Chromosomal aberrations
Deviation from normal chromosomal number, size, or arrangement can result in low birth weight and potentially several congenital abnormalities in a preterm or small for gestational age (SGA) newborn. For instance, a newborn with trisomy 21 (Down syndrome) may have a congenital anomaly (SGA) characterized by noticeable epicanthal folds, a flat-bridged nose, a projecting tongue, palmar simian creases, muscular hypotonia, and an umbilical hernia.
Cytomegalovirus infection
While decreased birth weight in cases of CMV infection is often linked to premature birth, the newborn may also have small for gestational age (SGA). The initial assessment after birth may uncover the following typical symptoms: petechiae and ecchymoses, jaundice, and hepatosplenomegaly, which persists for several days. In addition to elevated body temperature, lymphadenopathy, tachypnea, and dyspnea, the newborn may also experience extended bleeding at puncture sites.
Placental dysfunction
A small for gestational age (SGA) newborn experiences low birth weight and a withered appearance. He may exhibit symmetrical short stature or may seem very elongated considering his low body weight. Further discoverings indicate the fundamental reason. For example, if maternal hyperparathyroidism caused placental dysfunction, the neonate may exhibit muscle jerking and twitching, carpopedal spasm, ankle clonus, vomiting, tachycardia, and tachypnea.
Rubella (congenital)
Typically, the low birth weight newborn with this congenital rubella is delivered at full term but presented with simple gestational anomaly (SGA). A distinctive "blueberry muffin" rash is present alongside cataracts, purpuric lesions, hepatosplenomegaly, and a prominent anterior fontanel. Deviant cardiac sounds, if detected, differ depending on the specific congenital heart abnormality.
Congenital varicella
Conjunctivitis and cutaneous vesicles are common complications of low birth weight.
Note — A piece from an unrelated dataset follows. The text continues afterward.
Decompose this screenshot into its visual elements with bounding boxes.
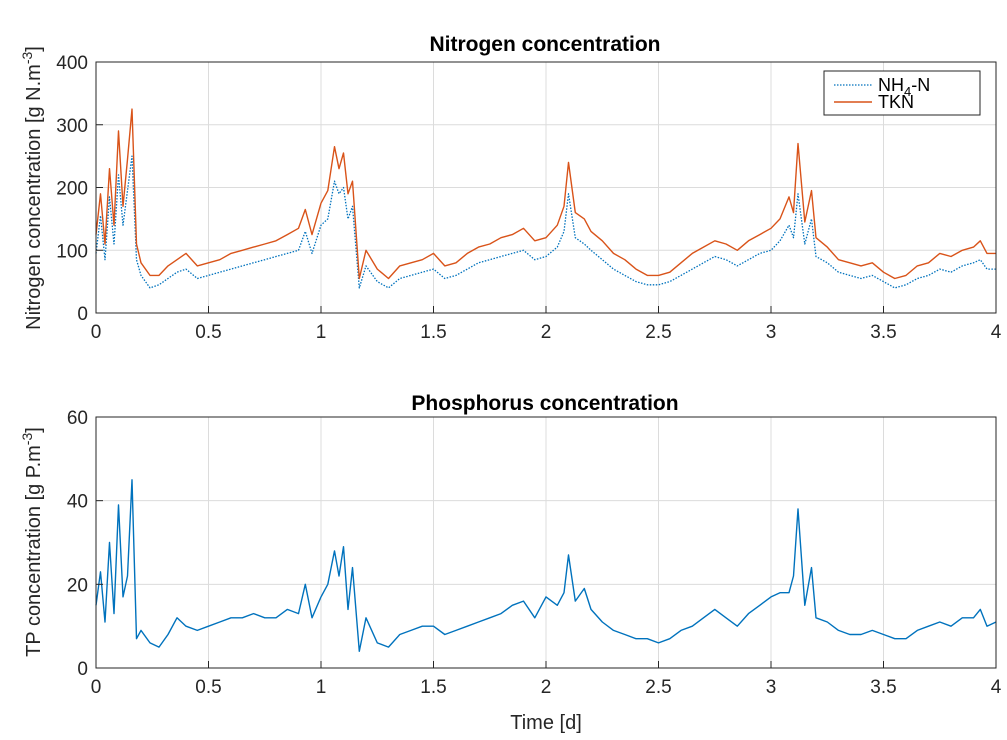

Points of Special Consideration
Initiate feedings promptly and maintain feeding frequency of every 2 to 3 hours to compensate for the insufficient fat and glycogen reserves in the low birth weight newborn. Administer gavage or intravenous nutrition to the ill or extremely preterm newborn. Monitor belly circumference on a daily basis or more often if necessary, and examine feces for blood since any increase in girth and bloody stools may suggest necrotizing enterocolitis. If indications of infection are coincident with low birth weight, a sepsis workup may be required.
Monitor the neonate's vital signs at 15-minute intervals during the initial hour and thereafter.
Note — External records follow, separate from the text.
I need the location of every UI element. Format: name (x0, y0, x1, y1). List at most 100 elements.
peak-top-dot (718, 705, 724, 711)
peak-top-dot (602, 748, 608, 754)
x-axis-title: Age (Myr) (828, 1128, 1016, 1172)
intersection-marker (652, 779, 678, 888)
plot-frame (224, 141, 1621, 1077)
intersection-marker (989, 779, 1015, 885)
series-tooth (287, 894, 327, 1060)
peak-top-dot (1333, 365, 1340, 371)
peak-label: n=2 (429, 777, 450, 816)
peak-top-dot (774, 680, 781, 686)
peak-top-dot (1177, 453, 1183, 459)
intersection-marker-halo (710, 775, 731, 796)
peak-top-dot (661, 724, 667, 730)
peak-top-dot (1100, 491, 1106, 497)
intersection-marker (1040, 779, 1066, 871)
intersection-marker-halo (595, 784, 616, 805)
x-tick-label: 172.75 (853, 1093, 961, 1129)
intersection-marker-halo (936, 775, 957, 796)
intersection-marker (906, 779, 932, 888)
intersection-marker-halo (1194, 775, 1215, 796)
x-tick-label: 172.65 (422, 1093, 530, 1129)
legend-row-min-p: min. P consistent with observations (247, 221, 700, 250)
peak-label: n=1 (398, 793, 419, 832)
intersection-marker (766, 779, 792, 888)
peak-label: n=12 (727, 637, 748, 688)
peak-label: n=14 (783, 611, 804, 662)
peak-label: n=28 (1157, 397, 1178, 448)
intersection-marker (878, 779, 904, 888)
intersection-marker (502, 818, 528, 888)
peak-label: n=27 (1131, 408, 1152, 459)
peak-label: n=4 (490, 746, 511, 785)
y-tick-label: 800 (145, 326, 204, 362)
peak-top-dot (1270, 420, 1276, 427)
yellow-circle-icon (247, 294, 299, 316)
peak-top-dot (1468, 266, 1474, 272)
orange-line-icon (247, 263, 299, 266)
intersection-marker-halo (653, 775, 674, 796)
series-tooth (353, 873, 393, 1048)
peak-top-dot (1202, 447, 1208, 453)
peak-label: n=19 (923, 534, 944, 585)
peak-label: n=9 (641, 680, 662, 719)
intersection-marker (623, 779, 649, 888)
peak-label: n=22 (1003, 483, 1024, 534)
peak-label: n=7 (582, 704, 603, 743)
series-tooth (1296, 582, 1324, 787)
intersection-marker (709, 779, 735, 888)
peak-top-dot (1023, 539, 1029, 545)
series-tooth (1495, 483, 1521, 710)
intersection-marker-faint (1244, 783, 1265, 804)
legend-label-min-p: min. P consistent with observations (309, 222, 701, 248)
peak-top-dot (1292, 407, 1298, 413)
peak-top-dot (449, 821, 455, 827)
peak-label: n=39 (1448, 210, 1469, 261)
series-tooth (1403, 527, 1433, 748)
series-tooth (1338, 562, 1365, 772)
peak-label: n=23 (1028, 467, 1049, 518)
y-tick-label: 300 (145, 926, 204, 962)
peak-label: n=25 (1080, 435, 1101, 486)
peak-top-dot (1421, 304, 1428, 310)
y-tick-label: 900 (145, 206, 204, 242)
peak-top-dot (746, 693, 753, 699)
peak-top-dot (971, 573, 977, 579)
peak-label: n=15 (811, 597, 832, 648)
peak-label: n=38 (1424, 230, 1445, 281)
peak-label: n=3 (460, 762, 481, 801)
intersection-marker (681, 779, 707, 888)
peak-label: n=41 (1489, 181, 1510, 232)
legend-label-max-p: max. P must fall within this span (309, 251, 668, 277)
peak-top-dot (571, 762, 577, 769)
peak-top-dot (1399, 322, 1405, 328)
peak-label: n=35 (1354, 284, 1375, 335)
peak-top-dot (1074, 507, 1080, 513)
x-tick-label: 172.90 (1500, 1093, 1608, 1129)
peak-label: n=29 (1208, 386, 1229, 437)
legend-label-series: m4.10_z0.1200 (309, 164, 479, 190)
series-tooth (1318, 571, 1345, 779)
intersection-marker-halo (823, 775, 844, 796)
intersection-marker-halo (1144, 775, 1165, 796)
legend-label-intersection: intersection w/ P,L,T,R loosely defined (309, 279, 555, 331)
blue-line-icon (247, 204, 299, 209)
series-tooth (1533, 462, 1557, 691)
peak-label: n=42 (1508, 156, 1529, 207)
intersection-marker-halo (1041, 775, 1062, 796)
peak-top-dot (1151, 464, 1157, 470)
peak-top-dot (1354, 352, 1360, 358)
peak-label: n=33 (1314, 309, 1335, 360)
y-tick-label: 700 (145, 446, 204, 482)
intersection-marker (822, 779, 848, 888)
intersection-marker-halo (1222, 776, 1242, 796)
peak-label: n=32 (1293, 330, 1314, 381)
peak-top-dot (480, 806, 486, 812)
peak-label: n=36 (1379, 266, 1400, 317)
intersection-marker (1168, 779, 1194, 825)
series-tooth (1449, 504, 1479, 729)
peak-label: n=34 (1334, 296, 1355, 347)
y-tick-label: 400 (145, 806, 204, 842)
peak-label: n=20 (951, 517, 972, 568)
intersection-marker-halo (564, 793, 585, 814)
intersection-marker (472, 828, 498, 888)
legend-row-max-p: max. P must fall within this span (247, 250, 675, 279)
At a minimum frequency of once every hour thereafter till his condition reached a stable state. Remain vigilant for fluctuations in temperature or behavior, difficulties with feeding, breathing difficulties, or episodes of apnea - potential signs of infection. Furthermore, it is important to track blood glucose levels and be vigilant for indications and manifestations of hypoglycemia, including irritability, restlessness, tremors, seizures, uneven breathing, lethargy, and a high-pitched or feeble scream. It is important to closely monitor arterial blood gas values and the oxygen concentration of inspired air in neonates who are receiving supplemental oxygen in order to avoid retinopathy.
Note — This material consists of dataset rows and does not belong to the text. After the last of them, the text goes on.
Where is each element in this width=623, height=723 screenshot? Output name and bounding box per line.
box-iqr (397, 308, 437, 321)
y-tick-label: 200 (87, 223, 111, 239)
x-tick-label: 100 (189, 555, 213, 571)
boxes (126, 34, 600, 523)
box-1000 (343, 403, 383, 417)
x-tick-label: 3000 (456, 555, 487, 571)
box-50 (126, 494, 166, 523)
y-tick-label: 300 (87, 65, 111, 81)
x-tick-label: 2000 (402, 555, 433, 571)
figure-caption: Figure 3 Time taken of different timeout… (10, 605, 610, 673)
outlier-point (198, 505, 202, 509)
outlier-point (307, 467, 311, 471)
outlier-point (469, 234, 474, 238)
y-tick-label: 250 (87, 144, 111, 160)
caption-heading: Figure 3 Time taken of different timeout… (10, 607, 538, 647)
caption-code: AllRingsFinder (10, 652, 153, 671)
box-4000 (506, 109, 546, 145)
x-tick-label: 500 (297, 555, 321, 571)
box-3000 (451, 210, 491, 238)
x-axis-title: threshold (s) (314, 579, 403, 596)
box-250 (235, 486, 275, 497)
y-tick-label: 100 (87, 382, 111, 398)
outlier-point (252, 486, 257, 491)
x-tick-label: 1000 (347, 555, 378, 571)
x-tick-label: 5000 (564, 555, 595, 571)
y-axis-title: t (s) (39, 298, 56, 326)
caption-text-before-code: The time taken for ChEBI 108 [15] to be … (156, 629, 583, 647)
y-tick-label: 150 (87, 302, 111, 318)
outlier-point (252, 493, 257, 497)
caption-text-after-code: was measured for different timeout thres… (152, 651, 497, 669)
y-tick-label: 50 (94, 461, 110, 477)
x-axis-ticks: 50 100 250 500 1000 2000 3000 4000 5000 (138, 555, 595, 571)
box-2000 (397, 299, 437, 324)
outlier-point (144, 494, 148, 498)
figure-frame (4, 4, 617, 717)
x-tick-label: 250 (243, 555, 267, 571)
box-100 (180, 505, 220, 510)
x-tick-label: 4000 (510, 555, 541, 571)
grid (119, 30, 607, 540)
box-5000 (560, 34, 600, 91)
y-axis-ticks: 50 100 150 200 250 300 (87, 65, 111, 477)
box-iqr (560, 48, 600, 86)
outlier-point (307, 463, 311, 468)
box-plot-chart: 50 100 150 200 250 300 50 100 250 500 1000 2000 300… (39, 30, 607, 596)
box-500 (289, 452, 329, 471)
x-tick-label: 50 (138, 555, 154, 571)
Ascertain the urine output of the newborn by measuring the weight of diapers both before and after voiding. Examine urine color, quantify specific gravity, and conduct tests to detect the presence of glucose, blood, or protein. Additionally, be vigilant for alterations in the neonate's skin pigmentation since persistent jaundice could suggest the presence of hyperbilirubinemia.
Allocate sufficient time for prospective inquiries from the parents.
Therapeutic Counseling for Patients
Enlighten the parents on the condition, methodologies, and therapeutic interventions. Advocate for their active involvement in their child's care to enhance the bonding between parents and child.